By Margie Wuebker
Theirs is a love story that began with a box of homemade cookies and an accompanying letter sent from Mercer County to war-torn Iraq.
Tracy Wietholter of Maria Stein remembers the day she saw the name -- Pfc. Bill Stachler -- on her mother's refrigerator. At the time he was just another area serviceman stationed in a faraway land who her mother was writing to.
"My brother Ben spent a year over there," the 29-year-old woman says. "I know how much care packages and letters from home mean."
Her mother said Stachler was the relative of a co-worker and she thought he was 19. Wietholter later discovered the U.S. Army infantryman was a 32-year-old Burkettsville man whose home was less than 10 minutes from her workplace, Schlarman's Health Center in Wendelin.
Wietholter added the name to her list of local servicemen to whom she sent care packages, and he received his first box of homemade cookies along with a cheerful note in May. "I bake cookies every week for care packages," she says. "I have no ulterior motive. Baking cookies is the least I can do for guys putting their lives on the line day after day.
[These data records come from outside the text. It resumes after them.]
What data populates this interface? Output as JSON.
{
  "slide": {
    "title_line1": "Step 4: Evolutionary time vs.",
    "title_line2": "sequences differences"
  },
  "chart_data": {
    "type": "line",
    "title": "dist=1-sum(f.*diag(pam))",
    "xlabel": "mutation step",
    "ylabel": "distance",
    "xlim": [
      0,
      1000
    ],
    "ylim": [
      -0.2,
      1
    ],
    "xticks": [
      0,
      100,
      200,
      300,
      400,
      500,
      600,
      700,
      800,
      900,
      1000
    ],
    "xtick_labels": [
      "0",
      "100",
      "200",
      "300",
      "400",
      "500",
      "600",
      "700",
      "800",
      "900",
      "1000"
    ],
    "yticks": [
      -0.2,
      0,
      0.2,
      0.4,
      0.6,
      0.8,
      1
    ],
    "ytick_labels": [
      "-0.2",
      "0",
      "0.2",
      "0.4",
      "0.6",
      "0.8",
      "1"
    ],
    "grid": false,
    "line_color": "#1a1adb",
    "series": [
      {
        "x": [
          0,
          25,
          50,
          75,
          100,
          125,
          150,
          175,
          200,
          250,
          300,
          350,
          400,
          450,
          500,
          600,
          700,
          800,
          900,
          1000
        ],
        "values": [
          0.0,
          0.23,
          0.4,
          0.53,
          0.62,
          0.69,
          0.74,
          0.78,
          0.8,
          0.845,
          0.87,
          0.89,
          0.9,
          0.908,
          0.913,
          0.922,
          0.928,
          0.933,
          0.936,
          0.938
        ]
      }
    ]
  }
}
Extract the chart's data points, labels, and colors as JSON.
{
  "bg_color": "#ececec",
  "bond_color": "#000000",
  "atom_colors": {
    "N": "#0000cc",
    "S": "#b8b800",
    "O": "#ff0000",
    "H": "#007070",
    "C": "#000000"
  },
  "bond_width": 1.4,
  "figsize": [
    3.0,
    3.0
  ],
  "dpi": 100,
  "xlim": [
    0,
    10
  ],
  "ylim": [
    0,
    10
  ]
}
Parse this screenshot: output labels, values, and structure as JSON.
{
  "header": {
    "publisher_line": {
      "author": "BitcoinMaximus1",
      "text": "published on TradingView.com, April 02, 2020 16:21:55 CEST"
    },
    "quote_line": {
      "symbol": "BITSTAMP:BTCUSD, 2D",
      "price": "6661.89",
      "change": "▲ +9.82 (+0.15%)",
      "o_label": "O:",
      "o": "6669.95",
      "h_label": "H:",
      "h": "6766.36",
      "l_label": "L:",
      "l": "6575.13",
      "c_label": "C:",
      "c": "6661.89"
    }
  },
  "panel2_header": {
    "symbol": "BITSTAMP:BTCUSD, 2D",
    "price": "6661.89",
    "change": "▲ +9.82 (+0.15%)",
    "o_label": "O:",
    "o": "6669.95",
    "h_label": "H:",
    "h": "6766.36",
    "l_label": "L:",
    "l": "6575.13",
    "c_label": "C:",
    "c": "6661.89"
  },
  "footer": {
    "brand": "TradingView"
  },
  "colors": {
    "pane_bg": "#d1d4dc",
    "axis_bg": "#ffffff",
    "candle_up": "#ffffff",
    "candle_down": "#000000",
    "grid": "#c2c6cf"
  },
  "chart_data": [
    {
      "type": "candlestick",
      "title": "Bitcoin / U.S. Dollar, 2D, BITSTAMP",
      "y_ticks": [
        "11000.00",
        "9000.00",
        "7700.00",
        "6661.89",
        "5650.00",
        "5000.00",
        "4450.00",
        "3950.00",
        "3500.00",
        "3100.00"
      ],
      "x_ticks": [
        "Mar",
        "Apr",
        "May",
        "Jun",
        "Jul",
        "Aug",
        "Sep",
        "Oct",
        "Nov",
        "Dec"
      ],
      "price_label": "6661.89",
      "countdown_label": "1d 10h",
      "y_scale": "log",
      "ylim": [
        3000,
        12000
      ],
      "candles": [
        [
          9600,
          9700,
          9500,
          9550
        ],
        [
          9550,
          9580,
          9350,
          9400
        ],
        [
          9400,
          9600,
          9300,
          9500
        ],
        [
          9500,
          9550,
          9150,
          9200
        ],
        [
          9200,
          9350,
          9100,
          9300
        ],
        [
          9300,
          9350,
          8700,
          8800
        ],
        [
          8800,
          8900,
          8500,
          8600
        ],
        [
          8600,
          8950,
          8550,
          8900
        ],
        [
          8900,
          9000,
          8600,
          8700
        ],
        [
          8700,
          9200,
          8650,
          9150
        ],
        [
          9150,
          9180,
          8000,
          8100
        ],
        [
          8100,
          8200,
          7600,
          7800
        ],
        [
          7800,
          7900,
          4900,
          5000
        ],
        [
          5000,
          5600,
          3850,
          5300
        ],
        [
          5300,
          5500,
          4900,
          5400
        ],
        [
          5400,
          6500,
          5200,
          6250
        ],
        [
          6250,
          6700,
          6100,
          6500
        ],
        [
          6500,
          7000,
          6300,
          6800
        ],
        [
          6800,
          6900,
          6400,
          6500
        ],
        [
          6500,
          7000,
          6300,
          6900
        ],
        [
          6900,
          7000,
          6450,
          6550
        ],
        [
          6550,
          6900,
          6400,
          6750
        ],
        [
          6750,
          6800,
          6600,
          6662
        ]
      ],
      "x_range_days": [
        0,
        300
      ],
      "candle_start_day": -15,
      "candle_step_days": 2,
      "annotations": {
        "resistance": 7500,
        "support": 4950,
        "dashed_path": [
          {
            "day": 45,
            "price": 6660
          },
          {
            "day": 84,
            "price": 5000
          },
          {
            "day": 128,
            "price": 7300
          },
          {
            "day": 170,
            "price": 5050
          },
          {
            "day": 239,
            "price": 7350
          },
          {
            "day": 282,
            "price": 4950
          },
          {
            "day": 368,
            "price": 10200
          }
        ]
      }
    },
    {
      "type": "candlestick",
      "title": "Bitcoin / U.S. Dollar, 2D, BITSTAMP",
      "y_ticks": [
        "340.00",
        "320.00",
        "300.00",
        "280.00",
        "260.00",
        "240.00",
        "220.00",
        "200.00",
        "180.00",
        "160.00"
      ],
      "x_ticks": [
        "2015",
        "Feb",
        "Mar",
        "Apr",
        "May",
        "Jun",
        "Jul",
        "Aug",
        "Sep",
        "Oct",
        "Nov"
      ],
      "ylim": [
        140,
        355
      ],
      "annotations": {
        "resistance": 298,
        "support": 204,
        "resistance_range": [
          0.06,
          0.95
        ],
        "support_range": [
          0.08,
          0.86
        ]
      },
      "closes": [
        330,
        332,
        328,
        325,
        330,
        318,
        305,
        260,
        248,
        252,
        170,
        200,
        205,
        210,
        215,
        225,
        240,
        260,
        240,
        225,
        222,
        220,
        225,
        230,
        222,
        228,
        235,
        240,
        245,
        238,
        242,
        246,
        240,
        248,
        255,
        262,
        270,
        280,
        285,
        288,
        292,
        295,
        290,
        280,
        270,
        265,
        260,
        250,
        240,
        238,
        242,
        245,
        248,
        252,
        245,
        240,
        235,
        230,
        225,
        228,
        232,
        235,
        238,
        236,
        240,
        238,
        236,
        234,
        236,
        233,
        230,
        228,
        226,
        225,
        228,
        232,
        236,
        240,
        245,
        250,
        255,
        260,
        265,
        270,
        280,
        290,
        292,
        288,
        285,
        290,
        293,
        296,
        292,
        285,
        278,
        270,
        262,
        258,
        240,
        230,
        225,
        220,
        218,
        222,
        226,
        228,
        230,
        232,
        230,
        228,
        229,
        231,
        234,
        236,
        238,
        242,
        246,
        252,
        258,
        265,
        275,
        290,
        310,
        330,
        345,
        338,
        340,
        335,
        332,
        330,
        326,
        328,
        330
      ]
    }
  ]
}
I want them to know how much I appreciate what they are doing."
Although care packages go out regularly, the one to Stachler yielded her first reply.
"I thought getting a box of cookies from a girl I didn't know was pretty cool," he says with a chuckle. "I always try to respond to each letter and care package I receive."
Admitting he is someone who likes to joke around, Stachler added a line that is now strangely prophetic -- "If your cooking is as good as your cookies, I'm coming home to marry you."
Wietholter laughs recalling that letter. A lot of guys in her brother's unit had uttered marriage proposals while munching on cookies. The latest comment was just another line, and she was not in the market for a husband.
The two continued to correspond, although the letters were no different than the seven or eight others she mailed each month.
Then in early September Stachler came home from Iraq for 15 days of rest and relaxation. He placed a call to the health center and learned Wietholter would be working until 5:30 p.m.
The bell rang as a customer entered the front door of the business that afternoon. She looked up to find a man in military uniform standing at the counter with flowers in hand.
"I wanted to do something nice to show my appreciation for all the cookies she made," Stachler says. "I asked her out to dinner but she refused, telling me I should spend the time at home with family."
The soldier, who admits to being a persistent fellow, called the next day and asked her to accompany him to a wedding reception. She agreed to go somewhat reluctantly.
"We clicked," Wietholter says. "There is simply no other way to describe it."
Following the reception, the couple went to her Maria Stein apartment and talked for hours. They dated during the ensuing days, and he kissed her goodbye before heading back to Iraq.
"Thank heavens for modern technology," Wietholter says. "We talked on the phone and e-mailed back and forth on a daily basis. I knew in my heart that he was the one."
Stachler also did a lot of serious thinking about the woman "whose smile brightens an entire room," pointing out that being serious has never been his forte.
When the Iraqi tour of duty ended in November, Wietholter and his mother (Phyllis Stachler) flew to Fort Lewis, Wash., to welcome him home. The gesture left no doubt in his mind that the future included a marriage proposal.
The moment came Dec. 22 -- six days before his return to Fort Lewis after holiday leave.
"I hung the engagement ring on the Christmas tree," he says. "Then she came back into the room and told me we were going to wait (to open gifts). I had to get the ring back off the tree and into my pocket without her seeing."
Stachler says this went on a couple of times, but his persistence won out in the end.
Wietholter opened the first gift and found an angel for her Christmas tree. He suggested she hang it on the tree, and there she saw a ring sparkling in the glow of the holiday lights.
The couple plan to marry in June or July during his summer leave. Another deployment is likely, but Stachler holds little stock in rumors until word comes to pack up and head out to foreign shores. Until then, he will continue serving as lead vehicle commander in his platoon at Fort Lewis.
"I am always happy and I firmly believe happiness comes from within," she says. "I have found someone to share my happiness with."
Stachler cannot comprehend a future without his favorite cookie baker and soulmate.
"I had to go all the way to Iraq to meet this wonderful person who lives and works not far from where I grew up," he says. "I went out with her once and it felt so right. This is the stuff of which fairy tales are made. Now it's up to us to live happily ever after."